Of interest, via the SIGMORPHON list and GitHub:
SIGMORPHON 2023 Shared Task on Interlinear Glossing
We are organizing a shared task on automated interlinear glossing (IGT) in the 2023 workshop of the ACL Special Interest Group on Computational Morphology and Phonology (SIGMORPHON).
Interlinear glossed text is a major annotated datatype produced in the course of linguistic fieldwork. For many low-resource languages, this is the only form of annotated data that is available for NLP work. Creation of glossed text is, however, a laborious endeavor and this shared task investigates methods to (fully or partially) automate the process.

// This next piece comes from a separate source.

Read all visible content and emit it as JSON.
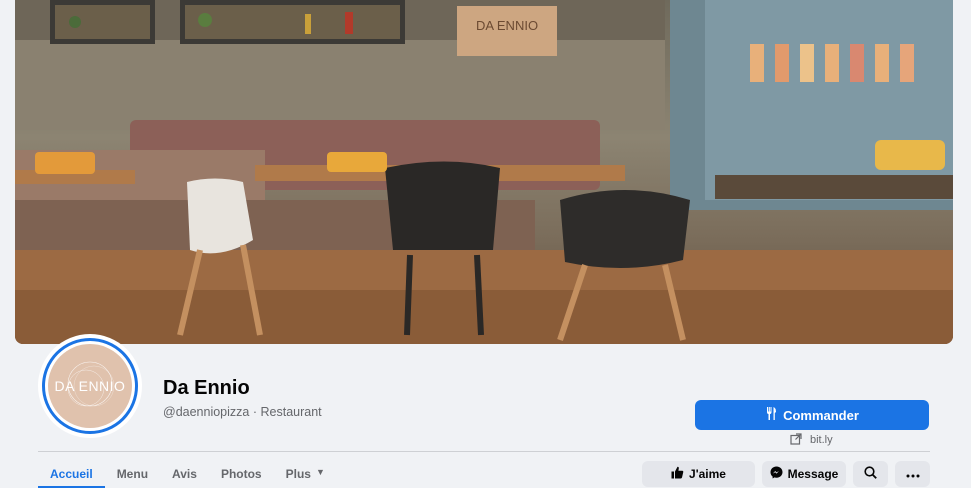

In this task, participants build systems which generate morpheme-level grammatical descriptions of input sentences following the Leipzig glossing conventions. The input to the glossing system consists of (1) a sentence in the target language and (2) a translation of the target sentence into a language of wider communication, often English. More details are available on our task repo: GitHub - sigmorphon/2023glossingST: A repo for the 2023 Sigmorphon glossing shared task.

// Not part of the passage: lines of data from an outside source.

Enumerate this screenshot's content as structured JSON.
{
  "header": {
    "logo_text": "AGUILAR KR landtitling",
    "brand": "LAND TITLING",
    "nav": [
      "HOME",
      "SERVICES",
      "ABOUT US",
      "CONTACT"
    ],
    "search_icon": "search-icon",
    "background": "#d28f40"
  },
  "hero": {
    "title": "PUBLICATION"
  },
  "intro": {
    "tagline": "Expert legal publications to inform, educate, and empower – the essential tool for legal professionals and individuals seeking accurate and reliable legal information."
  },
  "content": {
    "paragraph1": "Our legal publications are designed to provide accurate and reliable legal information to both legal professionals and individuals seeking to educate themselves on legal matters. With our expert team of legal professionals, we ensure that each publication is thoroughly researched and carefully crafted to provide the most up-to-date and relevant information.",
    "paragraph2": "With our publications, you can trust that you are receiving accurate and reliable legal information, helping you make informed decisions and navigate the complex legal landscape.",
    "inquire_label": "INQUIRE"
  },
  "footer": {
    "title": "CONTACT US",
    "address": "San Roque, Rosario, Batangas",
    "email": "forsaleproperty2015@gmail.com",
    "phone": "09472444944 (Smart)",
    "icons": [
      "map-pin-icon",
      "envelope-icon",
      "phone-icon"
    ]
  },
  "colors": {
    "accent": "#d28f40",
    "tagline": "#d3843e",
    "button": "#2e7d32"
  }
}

In the task repo, we provide the code, results, and downloadable trained models for our baseline system. We also provide the evaluation script and other helpful scripts for loading and processing the task data, to facilitate easy building of novel systems.
In this task, there are two tracks that participants may participate in. In the closed track, systems are trained solely on input sentences and glosses. In the open track, systems may additionally make use of morphological segmentations during training time. In the open track, participants may additionally use any data and resources (including dictionaries and pretrained language models). The only exception is additional interlinear glossed data which is not allowed. For the open track, we also provide some extra information like POS tags for a subset of the languages.

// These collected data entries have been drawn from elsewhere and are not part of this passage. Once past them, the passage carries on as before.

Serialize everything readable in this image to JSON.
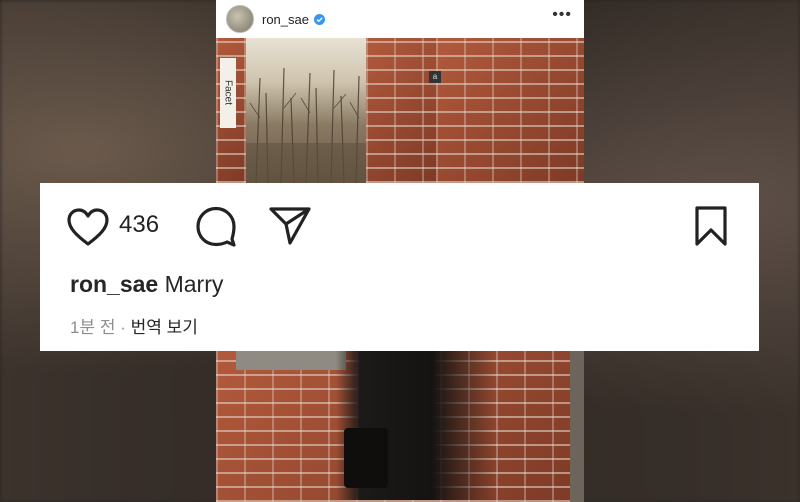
{
  "post": {
    "username": "ron_sae",
    "photo_tag": "Facet",
    "photo_badge": "a",
    "more_label": "•••"
  },
  "card": {
    "like_count": "436",
    "caption_user": "ron_sae",
    "caption_text": "Marry",
    "time": "1분 전",
    "separator": "·",
    "translate_label": "번역 보기"
  },
  "colors": {
    "verified": "#3897f0",
    "brick": "#9e4c33",
    "meta": "#8e8e8e"
  }
}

The main evaluation metric for the competition is token accuracy. Systems are evaluated w.r.t. generation of fully glossed tokens (chiens → dog-PL). We will also separately evaluate glossing accuracy on bound morphemes like PL and free morphemes, i.e. stems, like dog.
Important Dates and Deadlines
- April 1: Release of surprise language training and development data
- April 24: Release of test data for all languages
- April 27: Test predictions should be submitted to organizers
- May 15: System description paper submission deadline
- May 25: Notification of paper acceptance
- May 30: Camera ready deadline for system description papers
- Michael Ginn (University of Colorado)
- Mans Hulden (University of Colorado)
- Sarah Moeller (University of Florida)
- Garrett Nicolai (University of British Columbia)
- Alexis Palmer (University of Colorado)
- Miikka Silfverberg (University of British Columbia)
- Anna Stacey (University of British Columbia)
By the way, @SarahRMoeller and @alexispalmer are local heroes and I suspect might be willing to field questions.